In college, I adopted two mixed-breed dogs from the Monroe County Humane Association in Bloomington, Indiana. I named the sisters Aja and Diva (that’s Aja’s nose shot, and Diva playing hide-n-seek — her favorite game), and I thought I knew what I was doing while raising and teaching them. Eight years later I finally realize they weren’t the only ones who had a lot to learn.
I grew up with a menagerie of domestic animals: cats, dogs, birds, little mammals, reptiles and amphibians. But when it came time to raise two wee ones on my own, I seemed to have forgotten a lot of what growing up with animals had taught me. I didn’t socialize Aja and Diva very well: sure, I took them to dog parks once in awhile, but after the wonder twins nipped at a dog or two for trying to join their dynamic duo, I thought it best to keep them away from unknown dogs as much as possible.
My bad. Their lack of socialization has led to some interesting reactions when we walk by other dogs on the street, especially from Diva: though she’s a good-sized dog, she yips like a little tiny poodle and twirls around on her hind feet when we pass another dog on the street. She’s not very well behaved, and Aja has had her fair share issues as well.
Several years ago, I took them to a one-on-one training class led by a nice gentleman who had a successful career as a military K9 trainer. He taught me how to use a choke collar, a few treats and the word “no” to get my dogs to do what I wanted them to do. The classes kind of taught my dogs that I’m the boss, but unfortunately it’s still nearly impossible to walk without them pulling full speed ahead, even when they’re wearing those vicious-looking pinch collars.

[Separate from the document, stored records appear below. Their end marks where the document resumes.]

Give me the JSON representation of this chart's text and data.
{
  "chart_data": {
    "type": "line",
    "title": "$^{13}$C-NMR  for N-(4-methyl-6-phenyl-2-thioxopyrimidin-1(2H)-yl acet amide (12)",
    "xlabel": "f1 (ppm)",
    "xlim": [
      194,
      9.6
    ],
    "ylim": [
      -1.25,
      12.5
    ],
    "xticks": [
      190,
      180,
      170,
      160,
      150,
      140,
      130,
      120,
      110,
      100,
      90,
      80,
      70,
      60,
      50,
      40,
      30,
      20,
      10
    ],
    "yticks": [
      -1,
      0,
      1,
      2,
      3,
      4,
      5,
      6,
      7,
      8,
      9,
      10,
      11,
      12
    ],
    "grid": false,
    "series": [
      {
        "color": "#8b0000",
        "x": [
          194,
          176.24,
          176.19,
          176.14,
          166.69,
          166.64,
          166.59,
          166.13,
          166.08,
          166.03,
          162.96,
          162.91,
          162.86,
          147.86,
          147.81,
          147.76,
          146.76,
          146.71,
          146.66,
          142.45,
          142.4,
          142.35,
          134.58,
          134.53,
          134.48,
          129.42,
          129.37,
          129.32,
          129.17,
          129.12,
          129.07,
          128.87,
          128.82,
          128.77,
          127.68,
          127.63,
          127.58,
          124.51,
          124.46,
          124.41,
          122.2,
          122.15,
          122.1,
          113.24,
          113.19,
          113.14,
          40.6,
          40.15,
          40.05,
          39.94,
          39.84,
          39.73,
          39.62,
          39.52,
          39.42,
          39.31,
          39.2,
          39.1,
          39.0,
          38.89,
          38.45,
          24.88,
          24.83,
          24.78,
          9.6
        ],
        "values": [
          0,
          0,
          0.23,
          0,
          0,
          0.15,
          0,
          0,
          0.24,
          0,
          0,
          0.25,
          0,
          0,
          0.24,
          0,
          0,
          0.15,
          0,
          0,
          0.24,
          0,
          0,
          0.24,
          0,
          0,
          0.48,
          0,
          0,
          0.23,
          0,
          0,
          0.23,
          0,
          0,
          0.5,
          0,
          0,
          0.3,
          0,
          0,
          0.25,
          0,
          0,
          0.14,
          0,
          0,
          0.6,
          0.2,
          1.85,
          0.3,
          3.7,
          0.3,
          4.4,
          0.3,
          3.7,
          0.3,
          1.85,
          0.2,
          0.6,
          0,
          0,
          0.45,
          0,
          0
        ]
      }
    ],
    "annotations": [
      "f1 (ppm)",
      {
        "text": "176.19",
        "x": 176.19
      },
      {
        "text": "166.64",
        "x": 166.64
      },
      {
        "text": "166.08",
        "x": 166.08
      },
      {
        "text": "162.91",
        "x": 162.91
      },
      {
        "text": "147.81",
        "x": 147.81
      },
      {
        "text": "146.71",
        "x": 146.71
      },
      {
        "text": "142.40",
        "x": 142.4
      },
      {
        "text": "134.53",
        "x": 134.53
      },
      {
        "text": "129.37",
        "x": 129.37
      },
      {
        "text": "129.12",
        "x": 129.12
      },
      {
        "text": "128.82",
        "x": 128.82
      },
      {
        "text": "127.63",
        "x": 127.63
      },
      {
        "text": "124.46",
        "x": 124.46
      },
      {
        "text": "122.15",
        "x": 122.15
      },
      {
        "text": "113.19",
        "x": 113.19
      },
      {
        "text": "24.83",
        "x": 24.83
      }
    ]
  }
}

So after talking with a local trainer, my wife and I decided to take Aja and Diva to a very different training course at Doggone Connection. The class is based on positive reinforcement: if the dogs do what we want them to, we reward with treats, petting, play, whatever works. If they do what we don’t want them to do, we ignore their behavior rather than yelling “NO!” I always thought rewarding my dogs with treats for good behavior was somewhat of a cheat: they should do what I want them to do simply because I’m the alpha, right? Not true. Sure, they should listen to me, but only because they WANT to listen, not because they fear a quick, harsh yank on their choke chain.
Though I was very skeptical of the positive reinforcement method at first, I’ve been quite impressed with my girls’ progress, enough to stop using their prong collars (I’ve moved to Easy Walk harnesses). I bring a little bag of treats wherever we go, reward good behavior, and look forward to learning more tricks. During last night’s class, Diva was the teacher’s pet: our instructor Wes took her in the middle of the room and had her practice a few exercises requiring intense patience and concentration, and she executed them flawlessly. Afterward, I had her lay down and stay still with a treat resting on her paw for several seconds, after which I rewarded her by handing her the treat. She did this several times, and I was amazed that she learned it in just one class. When we got home later that night, our Yellow Lab Pixie performed the same trick for us (she’s not attending the classes because she’s already well socialized.)
So if you have a dog, young or old, I highly recommend this kind of training. Find a good animal trainer on Angie’s List, let them know what difficulties you and your dog have, and you might be surprised with the results a little education and practice can yield. I tell my wife how happy I am with Aja and Diva’s (and my own) progress, and she’s seen that positive reinforcement truly works. Maybe now she’ll have fresh-baked cookies waiting for me every time I finish mowing the lawn (and cleaning up after our dogs.)